If Tim Cipriano has his way, food trucks won't just be for trendy urbanites anymore.
"It's like the big craze out there so we're looking to capitalize on the craze and get one donated to us that's similar to an ice cream truck that would be outfitted with refrigeration," Cipriano says.
Cipriano is a chef and director of food services in New Haven's public schools. He wants to use the truck to deliver meals to areas that aren't covered by the summer food service program. Right now, most of the food is served at schools, parks and summer camps.

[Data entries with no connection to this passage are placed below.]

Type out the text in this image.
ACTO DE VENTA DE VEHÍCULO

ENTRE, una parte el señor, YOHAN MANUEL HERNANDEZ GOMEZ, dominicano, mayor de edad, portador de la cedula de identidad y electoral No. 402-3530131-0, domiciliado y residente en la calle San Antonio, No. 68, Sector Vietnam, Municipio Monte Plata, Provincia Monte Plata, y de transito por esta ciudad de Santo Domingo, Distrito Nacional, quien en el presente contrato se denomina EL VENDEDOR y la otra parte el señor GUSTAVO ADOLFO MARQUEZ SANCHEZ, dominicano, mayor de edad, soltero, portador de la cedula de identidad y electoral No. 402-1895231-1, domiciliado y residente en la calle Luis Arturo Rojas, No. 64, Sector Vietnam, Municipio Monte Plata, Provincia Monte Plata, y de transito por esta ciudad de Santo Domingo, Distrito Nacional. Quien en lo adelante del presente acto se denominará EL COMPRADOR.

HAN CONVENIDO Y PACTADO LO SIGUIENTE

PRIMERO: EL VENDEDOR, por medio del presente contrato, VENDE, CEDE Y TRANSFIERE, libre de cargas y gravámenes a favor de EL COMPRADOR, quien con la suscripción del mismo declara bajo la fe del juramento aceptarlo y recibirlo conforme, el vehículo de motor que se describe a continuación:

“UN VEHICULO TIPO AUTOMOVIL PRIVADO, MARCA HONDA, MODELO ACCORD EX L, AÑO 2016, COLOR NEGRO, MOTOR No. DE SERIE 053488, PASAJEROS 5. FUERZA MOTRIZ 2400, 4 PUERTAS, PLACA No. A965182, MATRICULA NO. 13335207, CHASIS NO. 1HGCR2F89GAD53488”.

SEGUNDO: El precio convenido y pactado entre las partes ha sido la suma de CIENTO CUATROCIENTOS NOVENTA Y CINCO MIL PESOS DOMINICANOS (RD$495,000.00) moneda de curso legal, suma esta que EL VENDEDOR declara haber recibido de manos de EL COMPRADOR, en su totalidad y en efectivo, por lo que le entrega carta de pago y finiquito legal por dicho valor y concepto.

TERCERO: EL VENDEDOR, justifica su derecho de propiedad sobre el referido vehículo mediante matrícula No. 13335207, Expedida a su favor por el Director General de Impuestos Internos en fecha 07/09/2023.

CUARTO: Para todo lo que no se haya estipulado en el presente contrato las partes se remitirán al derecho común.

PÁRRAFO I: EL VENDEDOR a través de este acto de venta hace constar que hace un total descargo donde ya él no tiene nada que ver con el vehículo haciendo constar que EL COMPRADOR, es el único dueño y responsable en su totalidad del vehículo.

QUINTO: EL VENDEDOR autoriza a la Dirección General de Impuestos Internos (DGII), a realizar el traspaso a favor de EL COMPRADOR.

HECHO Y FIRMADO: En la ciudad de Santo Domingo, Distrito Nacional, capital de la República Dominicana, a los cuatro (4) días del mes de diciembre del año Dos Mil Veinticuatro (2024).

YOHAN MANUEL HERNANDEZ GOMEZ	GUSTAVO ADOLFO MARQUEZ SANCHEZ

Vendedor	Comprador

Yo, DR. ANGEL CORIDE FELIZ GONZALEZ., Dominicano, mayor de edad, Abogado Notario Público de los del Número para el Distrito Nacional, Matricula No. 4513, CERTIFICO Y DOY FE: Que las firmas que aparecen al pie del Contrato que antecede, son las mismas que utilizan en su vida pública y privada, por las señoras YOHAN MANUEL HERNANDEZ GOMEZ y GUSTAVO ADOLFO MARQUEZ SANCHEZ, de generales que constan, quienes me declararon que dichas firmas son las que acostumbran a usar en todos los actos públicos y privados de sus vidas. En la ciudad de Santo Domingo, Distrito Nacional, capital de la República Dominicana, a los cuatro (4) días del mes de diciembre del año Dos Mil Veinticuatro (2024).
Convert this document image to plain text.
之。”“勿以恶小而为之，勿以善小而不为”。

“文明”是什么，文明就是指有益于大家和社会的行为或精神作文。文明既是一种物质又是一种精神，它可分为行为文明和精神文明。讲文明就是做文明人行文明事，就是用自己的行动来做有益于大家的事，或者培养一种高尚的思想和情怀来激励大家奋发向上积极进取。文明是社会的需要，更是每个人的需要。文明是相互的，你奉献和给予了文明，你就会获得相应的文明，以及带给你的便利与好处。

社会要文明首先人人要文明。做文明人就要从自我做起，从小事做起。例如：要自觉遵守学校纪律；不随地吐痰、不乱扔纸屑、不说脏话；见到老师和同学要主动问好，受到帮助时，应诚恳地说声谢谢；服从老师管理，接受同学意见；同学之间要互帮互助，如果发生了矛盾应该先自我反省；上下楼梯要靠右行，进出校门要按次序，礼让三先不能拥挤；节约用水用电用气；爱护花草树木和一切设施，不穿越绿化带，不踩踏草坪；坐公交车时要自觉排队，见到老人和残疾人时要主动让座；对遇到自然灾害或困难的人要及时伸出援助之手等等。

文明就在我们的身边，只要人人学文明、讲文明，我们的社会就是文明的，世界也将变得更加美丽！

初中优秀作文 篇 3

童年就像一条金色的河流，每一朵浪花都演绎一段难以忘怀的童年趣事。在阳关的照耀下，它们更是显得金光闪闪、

Connecticut's Department of Education has the money to feed 36,000 poor children this summer, they just have to get the meals delivered. The state fed lunch to around 33,000 children five days a week last summer, but there are still thousands of eligible kids who are missing out.
Tom Murphy is with Connecticut's Department of Education, which oversees the meal program statewide.
"We are seeing with the recession, greater number of families that are becoming eligible under the federal guidelines and are doing what we can to extend those opportunities," Murphy says.
Murphy says the department is trying to recruit help distributing meals in East Haven and Greenwich this year.
"You know you say well, wait a minute, Greenwich? But there are families in even our wealthiest communities that would benefit from programs such as this," Murphy says.
He says the department is looking for organizations that can reliably deliver the boxed lunches.
In the meantime, Cipriano and others are starting a new campaign to improve the free and reduced lunch program. Governor Dannel Malloy is scheduled to speak at the launch of Connecticut's No Kid Hungry program on Wednesday.